Miles Beale, chief executive of the Wine and Spirit Trade Association, said his organisation had proposed many of these changes publicly beforehand.

“By introducing greater flexibility, wine producers and importers won’t be forced to do anything differently but will be able to innovate,” he added.

WineGB, the association for the English and Welsh wine industry, stated that the proposals are generally good news for English and Welsh winemakers.

A statement from the organisation added: “With specific regard to the increase in scope for the transformation of imported bulk wine we have received very strong assurances that any wine (or grapes) imported into the country and processed here will need to be labelled with the country of origin of the grapes.  

“So, whether wine is blended, carbonated, sweetened, de-alcoholised, it will not be allowed to be called British, English, Welsh.  This will close the door on the current ‘British Made Wine’ category, as these products will need to carry the origin of the grapes as their provenance.”

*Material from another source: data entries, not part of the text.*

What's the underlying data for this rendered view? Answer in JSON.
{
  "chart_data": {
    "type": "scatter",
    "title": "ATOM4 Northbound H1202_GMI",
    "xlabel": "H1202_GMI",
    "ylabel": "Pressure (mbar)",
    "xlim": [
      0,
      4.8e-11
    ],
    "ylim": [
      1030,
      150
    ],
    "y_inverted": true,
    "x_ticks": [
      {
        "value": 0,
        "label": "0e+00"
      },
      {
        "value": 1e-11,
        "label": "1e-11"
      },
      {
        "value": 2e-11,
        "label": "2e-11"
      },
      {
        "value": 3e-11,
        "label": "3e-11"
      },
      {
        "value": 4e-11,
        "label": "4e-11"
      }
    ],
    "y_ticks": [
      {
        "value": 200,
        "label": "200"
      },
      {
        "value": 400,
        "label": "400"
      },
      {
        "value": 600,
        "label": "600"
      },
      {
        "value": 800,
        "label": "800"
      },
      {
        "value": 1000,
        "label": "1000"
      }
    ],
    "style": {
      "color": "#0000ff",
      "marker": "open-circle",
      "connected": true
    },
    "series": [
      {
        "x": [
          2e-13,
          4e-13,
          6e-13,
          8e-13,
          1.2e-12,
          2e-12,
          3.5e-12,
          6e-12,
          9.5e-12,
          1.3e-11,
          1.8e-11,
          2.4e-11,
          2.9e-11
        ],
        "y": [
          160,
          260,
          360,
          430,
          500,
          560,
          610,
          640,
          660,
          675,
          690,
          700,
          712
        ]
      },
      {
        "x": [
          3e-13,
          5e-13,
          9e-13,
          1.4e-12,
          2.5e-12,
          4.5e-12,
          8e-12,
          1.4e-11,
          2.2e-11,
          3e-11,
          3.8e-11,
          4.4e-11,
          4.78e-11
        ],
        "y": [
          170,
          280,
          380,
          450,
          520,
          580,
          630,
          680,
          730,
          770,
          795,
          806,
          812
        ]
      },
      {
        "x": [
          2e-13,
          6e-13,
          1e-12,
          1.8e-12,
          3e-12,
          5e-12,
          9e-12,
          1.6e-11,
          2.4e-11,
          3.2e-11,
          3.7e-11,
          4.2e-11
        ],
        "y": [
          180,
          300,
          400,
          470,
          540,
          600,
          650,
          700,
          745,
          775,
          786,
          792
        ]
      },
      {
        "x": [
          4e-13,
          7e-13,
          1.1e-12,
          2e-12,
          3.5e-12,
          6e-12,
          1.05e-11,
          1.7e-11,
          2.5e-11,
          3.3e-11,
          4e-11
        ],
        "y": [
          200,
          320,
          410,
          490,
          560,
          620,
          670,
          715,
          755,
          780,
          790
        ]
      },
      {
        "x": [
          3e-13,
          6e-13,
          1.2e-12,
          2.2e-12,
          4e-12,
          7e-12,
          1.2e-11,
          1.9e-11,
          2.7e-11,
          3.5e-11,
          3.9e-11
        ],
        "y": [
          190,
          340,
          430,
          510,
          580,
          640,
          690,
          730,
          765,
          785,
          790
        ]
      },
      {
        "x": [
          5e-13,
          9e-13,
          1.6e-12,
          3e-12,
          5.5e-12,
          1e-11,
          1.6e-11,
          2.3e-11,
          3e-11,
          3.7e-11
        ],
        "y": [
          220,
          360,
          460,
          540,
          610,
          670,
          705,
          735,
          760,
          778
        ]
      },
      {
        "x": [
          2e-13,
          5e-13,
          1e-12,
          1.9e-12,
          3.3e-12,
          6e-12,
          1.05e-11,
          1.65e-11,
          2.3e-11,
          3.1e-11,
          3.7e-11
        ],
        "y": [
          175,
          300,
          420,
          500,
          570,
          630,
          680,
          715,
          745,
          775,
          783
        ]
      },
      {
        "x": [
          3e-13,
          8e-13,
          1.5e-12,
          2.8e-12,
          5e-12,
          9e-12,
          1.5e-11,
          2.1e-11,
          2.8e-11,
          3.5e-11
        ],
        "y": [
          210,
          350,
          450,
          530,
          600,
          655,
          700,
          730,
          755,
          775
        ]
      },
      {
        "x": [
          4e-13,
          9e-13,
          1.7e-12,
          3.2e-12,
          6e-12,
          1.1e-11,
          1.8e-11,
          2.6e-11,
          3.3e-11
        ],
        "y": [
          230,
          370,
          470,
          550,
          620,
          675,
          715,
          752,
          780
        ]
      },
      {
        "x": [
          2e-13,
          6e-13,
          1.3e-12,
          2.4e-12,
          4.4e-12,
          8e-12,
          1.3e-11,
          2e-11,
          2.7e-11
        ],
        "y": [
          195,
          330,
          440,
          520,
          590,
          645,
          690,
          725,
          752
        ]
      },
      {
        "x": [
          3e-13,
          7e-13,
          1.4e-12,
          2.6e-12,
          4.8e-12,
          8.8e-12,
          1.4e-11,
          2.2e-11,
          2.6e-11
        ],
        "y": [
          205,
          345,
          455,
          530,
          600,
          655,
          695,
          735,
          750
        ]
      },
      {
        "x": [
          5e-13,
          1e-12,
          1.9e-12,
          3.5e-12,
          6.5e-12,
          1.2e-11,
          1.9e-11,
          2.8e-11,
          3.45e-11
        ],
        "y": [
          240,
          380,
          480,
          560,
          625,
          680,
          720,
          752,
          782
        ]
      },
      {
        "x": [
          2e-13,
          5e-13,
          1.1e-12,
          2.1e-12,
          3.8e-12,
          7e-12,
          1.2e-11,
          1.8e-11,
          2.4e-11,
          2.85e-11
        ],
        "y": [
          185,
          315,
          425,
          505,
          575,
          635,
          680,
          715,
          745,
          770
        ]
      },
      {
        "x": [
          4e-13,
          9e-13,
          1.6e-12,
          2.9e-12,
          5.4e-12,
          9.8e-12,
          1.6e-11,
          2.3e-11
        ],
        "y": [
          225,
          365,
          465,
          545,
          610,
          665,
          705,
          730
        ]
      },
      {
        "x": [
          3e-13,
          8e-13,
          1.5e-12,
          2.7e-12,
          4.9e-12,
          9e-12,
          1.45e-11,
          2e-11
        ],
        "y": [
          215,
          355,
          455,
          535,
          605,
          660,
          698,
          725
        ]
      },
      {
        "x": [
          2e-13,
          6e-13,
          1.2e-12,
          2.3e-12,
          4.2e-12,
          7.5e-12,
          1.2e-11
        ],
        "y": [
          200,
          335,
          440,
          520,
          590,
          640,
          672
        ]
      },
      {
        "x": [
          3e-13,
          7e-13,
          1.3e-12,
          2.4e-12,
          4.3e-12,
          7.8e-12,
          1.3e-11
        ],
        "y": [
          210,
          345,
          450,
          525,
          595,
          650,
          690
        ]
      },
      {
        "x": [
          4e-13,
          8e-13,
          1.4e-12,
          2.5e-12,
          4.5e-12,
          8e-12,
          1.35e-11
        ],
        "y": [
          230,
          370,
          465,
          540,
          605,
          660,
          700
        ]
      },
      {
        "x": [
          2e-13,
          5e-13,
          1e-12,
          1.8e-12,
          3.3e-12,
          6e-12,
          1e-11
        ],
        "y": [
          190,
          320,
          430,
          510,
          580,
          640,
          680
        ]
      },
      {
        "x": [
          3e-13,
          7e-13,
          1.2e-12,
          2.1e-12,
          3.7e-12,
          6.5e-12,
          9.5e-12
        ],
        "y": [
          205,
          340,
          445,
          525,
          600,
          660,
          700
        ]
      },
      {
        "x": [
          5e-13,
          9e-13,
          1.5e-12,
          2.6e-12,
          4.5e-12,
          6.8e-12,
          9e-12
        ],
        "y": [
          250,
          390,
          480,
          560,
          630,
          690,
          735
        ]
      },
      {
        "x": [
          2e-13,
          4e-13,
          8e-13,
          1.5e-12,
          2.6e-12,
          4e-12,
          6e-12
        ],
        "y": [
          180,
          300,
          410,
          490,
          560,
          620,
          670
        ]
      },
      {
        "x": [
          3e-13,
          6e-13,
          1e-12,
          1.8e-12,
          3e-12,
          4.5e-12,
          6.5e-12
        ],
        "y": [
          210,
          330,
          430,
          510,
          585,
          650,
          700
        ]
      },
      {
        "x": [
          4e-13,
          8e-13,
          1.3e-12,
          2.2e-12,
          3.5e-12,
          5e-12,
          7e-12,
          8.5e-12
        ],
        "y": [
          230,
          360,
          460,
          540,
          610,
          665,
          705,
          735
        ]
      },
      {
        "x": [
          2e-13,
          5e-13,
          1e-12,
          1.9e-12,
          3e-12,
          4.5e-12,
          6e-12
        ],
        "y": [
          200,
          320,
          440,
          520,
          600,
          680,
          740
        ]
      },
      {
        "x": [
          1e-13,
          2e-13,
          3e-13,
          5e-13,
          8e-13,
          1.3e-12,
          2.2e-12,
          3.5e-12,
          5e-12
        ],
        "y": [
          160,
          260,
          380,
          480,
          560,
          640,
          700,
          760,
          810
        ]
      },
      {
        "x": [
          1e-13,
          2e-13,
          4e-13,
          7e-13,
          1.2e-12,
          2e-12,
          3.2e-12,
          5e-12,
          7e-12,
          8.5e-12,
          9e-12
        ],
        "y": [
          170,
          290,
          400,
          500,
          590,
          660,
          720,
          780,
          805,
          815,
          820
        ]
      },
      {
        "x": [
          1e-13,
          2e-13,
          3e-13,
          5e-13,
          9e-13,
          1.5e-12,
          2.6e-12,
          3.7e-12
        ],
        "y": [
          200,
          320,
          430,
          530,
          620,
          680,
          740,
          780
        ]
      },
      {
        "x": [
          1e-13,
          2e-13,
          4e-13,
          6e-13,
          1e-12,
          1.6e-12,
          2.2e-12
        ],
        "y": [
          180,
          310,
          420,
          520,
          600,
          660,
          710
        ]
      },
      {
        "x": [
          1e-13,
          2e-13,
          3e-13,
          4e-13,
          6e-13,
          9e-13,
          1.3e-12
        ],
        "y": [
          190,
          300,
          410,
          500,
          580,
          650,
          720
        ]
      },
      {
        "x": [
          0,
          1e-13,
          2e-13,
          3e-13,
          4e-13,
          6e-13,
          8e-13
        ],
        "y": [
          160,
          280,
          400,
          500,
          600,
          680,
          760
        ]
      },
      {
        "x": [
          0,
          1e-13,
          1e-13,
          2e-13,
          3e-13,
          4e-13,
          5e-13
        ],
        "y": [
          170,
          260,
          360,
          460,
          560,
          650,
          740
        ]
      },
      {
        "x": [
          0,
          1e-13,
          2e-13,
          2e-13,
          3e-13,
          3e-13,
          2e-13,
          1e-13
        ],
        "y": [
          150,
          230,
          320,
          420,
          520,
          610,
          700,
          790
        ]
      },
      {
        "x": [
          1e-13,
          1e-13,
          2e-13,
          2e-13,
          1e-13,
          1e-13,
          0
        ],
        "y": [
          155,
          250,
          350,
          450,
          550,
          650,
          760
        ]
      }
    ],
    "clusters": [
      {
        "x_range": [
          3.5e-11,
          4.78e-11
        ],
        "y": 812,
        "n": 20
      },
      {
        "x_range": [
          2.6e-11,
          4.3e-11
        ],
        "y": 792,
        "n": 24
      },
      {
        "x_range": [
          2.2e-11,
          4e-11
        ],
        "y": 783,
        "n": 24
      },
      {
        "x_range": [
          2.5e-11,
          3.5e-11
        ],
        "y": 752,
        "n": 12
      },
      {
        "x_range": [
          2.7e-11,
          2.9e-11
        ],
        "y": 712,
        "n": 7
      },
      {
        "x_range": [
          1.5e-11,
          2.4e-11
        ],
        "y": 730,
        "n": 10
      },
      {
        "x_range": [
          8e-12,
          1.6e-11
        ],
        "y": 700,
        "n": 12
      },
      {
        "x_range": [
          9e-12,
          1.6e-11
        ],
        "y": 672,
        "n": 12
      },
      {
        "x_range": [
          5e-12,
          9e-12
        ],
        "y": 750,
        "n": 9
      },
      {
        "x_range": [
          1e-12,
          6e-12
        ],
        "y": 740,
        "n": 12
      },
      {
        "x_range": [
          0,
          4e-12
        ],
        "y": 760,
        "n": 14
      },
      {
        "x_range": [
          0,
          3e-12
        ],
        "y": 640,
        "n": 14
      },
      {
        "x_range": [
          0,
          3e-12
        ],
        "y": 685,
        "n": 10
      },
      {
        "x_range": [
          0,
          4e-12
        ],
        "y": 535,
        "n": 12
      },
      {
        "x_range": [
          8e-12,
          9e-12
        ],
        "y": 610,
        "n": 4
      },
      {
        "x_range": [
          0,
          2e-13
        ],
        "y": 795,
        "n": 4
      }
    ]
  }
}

UK wine producers have undergone exponential growth in recent years, with brands like Chapel Down investing in transformational projects.

Last month, the southeast English winemaker received the green light to move operations to a facility that can produce nine million bottles by 2032. The project will cost £20m-£30m.

Chapel Down returned a net sales revenue of £15.6m and an operating profit of £1.7m in its fiscal 2022.